Book Embeddings and Other Linear Layouts for Beyond-Planar Graphs

01.05.2018 bis 28.02.2020

Graph theory is a fundamental branch of computer science, as it finds applications in several areas such as bioinformatics, network analysis, information systems e.t.c. The proposed project will focus on an important problem of graph theory, which is concerned with linear layouts of graphs and dates back to early 1970s. Variants of this problem will be studied in conjunction with graphs beyond planarity, which have recently received a great deal of attention in Graph Drawing. Such graphs typically extend the well-studied planar graphs by posing restrictions on their crossings.
More precisely, in a linear layout the vertices of an input graph are restricted to a line, called spine, and the edges are drawn at different half-planes delimited by the spine, called pages. The most studied variant of linear layouts is the book embedding problem, in which the goal is to find a linear order of the vertices along the spine and an assignment of the edges into a minimum number of required pages (called book thickness or page number or stack number), so that no two edges of the same page cross. A special case of book embeddings are the dispersible embeddings, in which it is additionally required that the graphs induced by the edges of each page to form 1-regular graphs (i.e., matchings). In the “dual” concept of book embeddings, so-called queue layouts, edges of the same page are allowed to cross, as long as no two independent edges nest each other. Here, the minimum number of required pages is called queue number. A variant which naturally extends both the book embeddings and the queue layouts are the mixed linear layouts, in which one allows both types of pages, i.e., (i) where nestings are allowed and crossings are forbidden (stack pages), and (ii) where crossings are allowed and nestings are forbidden (queue pages).

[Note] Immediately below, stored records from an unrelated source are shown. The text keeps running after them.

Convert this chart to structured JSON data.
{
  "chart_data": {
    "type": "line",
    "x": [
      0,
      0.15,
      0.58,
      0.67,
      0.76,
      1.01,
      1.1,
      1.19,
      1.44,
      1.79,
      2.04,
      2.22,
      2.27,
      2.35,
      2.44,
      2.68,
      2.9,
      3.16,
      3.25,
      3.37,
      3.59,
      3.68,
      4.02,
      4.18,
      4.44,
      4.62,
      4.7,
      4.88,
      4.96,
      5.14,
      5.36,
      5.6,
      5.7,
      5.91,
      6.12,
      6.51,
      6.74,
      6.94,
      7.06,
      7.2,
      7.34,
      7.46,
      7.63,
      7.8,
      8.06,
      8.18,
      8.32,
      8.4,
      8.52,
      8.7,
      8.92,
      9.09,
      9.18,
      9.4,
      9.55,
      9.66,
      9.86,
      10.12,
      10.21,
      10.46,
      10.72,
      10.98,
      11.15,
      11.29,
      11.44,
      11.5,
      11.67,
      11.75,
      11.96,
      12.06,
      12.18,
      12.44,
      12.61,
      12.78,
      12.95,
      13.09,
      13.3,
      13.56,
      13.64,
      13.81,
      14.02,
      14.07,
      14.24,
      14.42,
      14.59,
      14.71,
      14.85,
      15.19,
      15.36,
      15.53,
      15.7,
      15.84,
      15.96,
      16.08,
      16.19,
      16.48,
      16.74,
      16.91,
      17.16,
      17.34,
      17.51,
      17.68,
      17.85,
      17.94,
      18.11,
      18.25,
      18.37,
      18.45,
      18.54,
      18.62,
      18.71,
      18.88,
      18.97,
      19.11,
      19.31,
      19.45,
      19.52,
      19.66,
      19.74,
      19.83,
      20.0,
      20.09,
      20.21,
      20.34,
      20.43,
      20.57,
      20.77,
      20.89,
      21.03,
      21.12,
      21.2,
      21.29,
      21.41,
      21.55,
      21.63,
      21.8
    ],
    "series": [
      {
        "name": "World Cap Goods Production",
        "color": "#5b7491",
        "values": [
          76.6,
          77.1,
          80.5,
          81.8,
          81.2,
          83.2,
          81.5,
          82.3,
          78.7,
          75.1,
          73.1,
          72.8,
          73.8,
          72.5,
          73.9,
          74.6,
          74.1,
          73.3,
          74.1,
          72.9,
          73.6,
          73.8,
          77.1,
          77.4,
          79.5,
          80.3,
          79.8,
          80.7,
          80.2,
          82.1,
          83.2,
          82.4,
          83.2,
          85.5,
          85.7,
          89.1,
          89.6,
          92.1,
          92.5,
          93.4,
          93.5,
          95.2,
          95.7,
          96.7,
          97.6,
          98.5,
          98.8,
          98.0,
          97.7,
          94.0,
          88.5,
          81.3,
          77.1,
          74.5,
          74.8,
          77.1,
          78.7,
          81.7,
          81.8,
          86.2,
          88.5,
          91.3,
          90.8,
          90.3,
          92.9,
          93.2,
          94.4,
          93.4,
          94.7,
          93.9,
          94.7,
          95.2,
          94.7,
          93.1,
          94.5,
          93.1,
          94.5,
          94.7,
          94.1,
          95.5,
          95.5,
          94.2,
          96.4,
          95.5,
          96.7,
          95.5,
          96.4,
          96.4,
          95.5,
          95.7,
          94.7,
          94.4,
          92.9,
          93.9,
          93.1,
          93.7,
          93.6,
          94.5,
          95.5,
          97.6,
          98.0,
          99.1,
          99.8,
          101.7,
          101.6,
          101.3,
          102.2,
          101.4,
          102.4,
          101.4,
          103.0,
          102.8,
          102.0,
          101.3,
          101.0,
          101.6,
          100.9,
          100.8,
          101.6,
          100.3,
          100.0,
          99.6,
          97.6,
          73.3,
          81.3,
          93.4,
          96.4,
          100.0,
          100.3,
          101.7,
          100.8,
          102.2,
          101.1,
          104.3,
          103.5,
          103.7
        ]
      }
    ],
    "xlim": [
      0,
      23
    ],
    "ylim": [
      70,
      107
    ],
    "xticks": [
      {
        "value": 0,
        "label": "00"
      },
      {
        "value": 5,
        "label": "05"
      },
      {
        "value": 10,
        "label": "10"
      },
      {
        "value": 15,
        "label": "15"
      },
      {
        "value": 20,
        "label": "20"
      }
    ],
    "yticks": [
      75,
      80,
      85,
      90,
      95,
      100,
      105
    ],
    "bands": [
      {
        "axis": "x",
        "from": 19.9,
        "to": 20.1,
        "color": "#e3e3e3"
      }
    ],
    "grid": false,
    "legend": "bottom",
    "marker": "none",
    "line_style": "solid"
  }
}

While a large body of research has been devoted to the study of different types of linear layouts for planar graphs, the known results for non-planar graphs are significantly fewer. Most of them either focus on complete and complete bipartite graphs or they are mainly meta-theorems that hold, e.g., for graphs of bounded tree-width, or for minor-closed graphs. In the light of this, we propose the study of different types of linear layouts for classes of graphs beyond-planarity, as those graphs have several interesting structural properties. While the focus will be mainly on 1-planar graphs and 2-planar graphs (which disallow an edge to be crossed more than one and two times, respectively), the study is expected to extend to other classed of beyond planar graphs, e.g., to fan-planar (which disallow a single edge to be crossed by two independent) and RAC graphs (which allow edge crossings only at right angles).